At the last RMAF I heard a lot of gear that was "bigger than life" - real whiz-bang hi-fi sound. But not a lot that was subtle. Maybe that just doesn't sell. Or we don't think it does.
 
panomaniac said:
It took me some time to get used to the big horn systems when I first heard them. Expected them to be "overblown" if you'll excuse the pun. But they weren't. They were very subtle and not bombastic – took some getting used to. Same reaction when I first listened to the big Maganaplanar 3 panel jobs.

At the last RMAF I heard a lot of gear that was "bigger than life" - real whiz-bang hi-fi sound. But not a lot that was subtle. Maybe that just doesn't sell. Or we don't think it does.

What we are talking about "horn wise" are nothing like those older horn designs (A7, etc.). Things have progressed a little since those early 50's designs.

And yes, your right, they don't sell. People want sizzle, just like a steak.
 
Patrick Bateman said:


You haven't read the white paper have you?

I love ya man, but you're KILLING ME ;)

The room DOES absorb low frequencies... IF you follow the instructions outlined in the white paper. Read the home theater book too, it goes into specifics. I see a lot of people buying Audio Transducers, but I think the home theater book has been unjustly ignored. I reference it all the time.

All the secrets are in the white paper.

I have used up to 24 pro 15" bass drivers in a 1800 cubic foot, well damped room (spread out, sometimes with delay to some, sometimes with some placed in extreme nearfield) and it doesn't sound as good as a good bass horn (one) mated with my multi ten inch driver dipoles, mid bass horns, or Karlson couplers - and the the part about dipoles performing the same in a damped room - phooey!
 
panomaniac said:


...
At the last RMAF I heard a lot of gear that was "bigger than life" - real whiz-bang hi-fi sound. But not a lot that was subtle. Maybe that just doesn't sell. Or we don't think it does.
I hear that all the time. Mostly these are due to system resonances/poor decay. Maybe people just like to hear things ringing at some specific frequencies.
 
gedlee said:


BUT, I don't see where your list leads to open baffle designs at all.
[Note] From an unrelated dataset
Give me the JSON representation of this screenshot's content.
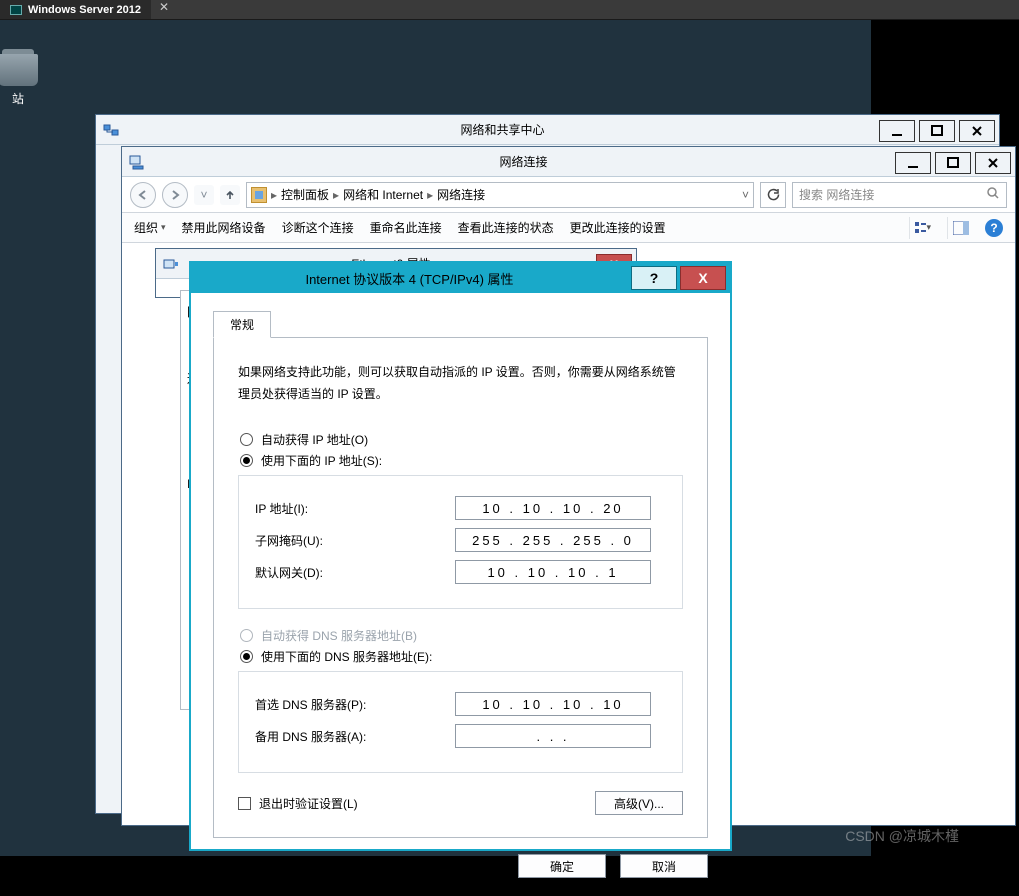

Your last point is a big one with me and I am finding it to be critical. Far more important than generally held.

Transient response in your usage is ill-defined and I would like to see a better definition in this context. I don't see how you can have a transient response in different frequency ranges as this is not really consistent with the standard deffinition. If you mean by this a well defined and time limited impulse response (no ringing and group delay), then I would tend to agree. But thats not what you said.


I just visited your Homepage an i am shure, that i will engage
in your work some more, which was unknown to me before.

In the past i was mainly inspired by by a german scientist, Jens Blauert, who has worked a lot in spacial hearing.

I agree with you, that my previusly discussed list does not lead
to open baffle design necessarily. In fact it does not lead to any design necessarily. But it leads to the requirement of
a high directivity index. This leads IMO to horns and waveguides, line arrays and dipole radiating devices.
My way was to choose a line array on an open
baffle to achieve this directivity in the vertical and in the
horizontal plane as well. Directivity is kept nearly constant by
shortening the array with increasing frequency, wich is a
well known techique.

A waveguide is still an attractive option but it tends to get
very big, when directivity in the bass range is required. Your Summa design has its strength in the constant directivity
above 1 Khz and the matching of the directivity index at
the crossover frequency.

As you pointed out, the term "transient response" was somewhat
misleading. For a first attempt i mean the decay time vs. frequency seen in a waterfall plot when white or pink noise
is applied to the system. I will think about a better formulation.

I am a little surprised, that my "ad hoc" list basically
found some agreement. Getting more used to your work, my surprise will disappear i think.